In this study, we show that the uncorrected DCE-MRI parameters Ktrans and ve were significantly underestimated, which is in line with previous studies (19, 21). Zhang et al. reported median percent errors of larger than 20% for both Ktrans and ve at 7 T (19), which is slightly larger than what we saw in our study. Heilmann et al. also reported a significant underestimation of Ktrans and slight underestimation of ve at 4.7 T (for R2* correction of both AIF and concentration–time curve) (21). The greater the Ktrans or ve and vp, the greater was their underestimation without R2* correction. Our results also confirm the findings of Zhang et al. that the error without R2* correction increased for greater parameter values (19). Similar to our study, the errors were particularly high for high Ktrans values, which suggests that R2* correction is particularly important for tissues with high Ktrans. Importantly, we found that the relationship between corrected and uncorrected DCE-MRI parameters was not linear, especially in Ktrans in the TOV-21G tumors. The disproportionately large errors in regions of high Ktrans can lead to underestimation of tumor heterogeneity (Figure 6A), which is an important, clinically relevant prognostic factor (33). In less perfused tissue such as muscle, R2* correction plays a less important role.

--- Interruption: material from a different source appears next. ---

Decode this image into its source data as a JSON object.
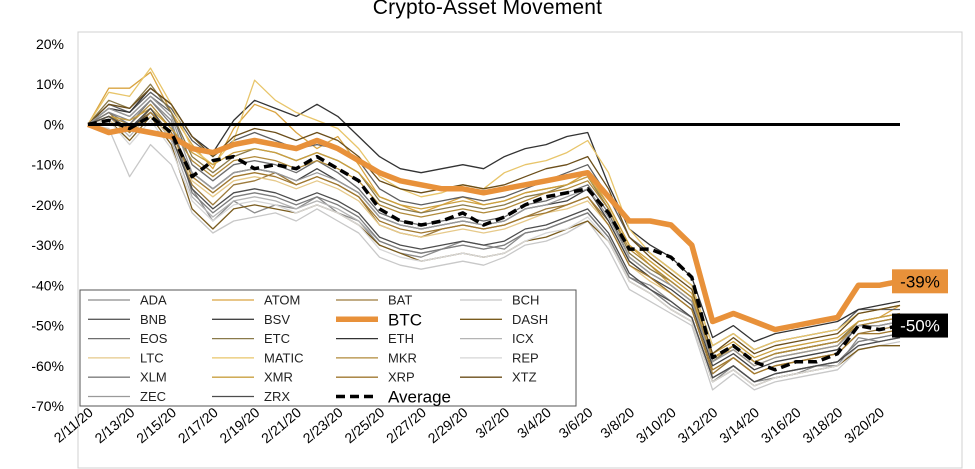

In cancer treatment, response to chemotherapy and antivascular therapies is often associated with a decrease in Ktrans from baseline (34, 35). An important finding in our study was that the therapeutic effect can be underestimated when non-R2*-corrected DCE-MRI parameters are used for treatment monitoring. Underestimation of treatment effect will be particularly large for tumors or tumor regions with high Ktrans. This is significant because a previous study conducted at 1.5 T has shown that changes of around 44% for Ktrans and 41% for ve may be necessary to indicate a treatment effect due to a relatively high uncertainly of Ktrans in repeatability measurements (36). At higher field strengths, R2* enhancement may further increase uncertainty in DCE-MRI measurements, and correcting for it would improve their reliability as biomarkers of treatment response.
A limitation of this study was the use of a population-averaged AIF from the literature. While individual AIFs might provide more accurate DCE-MRI results, they are challenging to acquire, and it has been shown that there is a high correlation between DCE-MRI parameters derived using individual and population-based AIFs (37). Previous studies have shown that it is important to perform R2* correction on the AIFs, as noncorrected AIFs have been shown to overestimate Ktrans (17–19). Hence, the use of R2*-corrected AIFs may have diminished the underestimation of Ktrans reported here (19). In contrast, the AIF obtained in our study was derived from 2 studies that measured plasma Gd concentrations with MRI at 2.35 T (28) and with mass spectrometry (13) and was thus less affected by R2* relaxation.
In conclusion, we showed that the R2* enhancement in DCE-MRI is both time- and tissue-dependent. Furthermore, our results suggest that R2* enhancement may significantly impact pharmacokinetic analysis. As expected, acquiring more echoes allows more accurate and precise measurement of R2*, but the trade-off between better R2* estimation and higher temporal resolution should be considered. In particular in tissue with high Ktrans, R2* correction should be performed to avoid underestimation. This has consequences for the use of Ktrans and other DCE-MRI parameters as biomarkers in cancer diagnosis, because underestimation of Ktrans can mislead prognosis and evaluation of treatment response if R2* enhancement is neglected.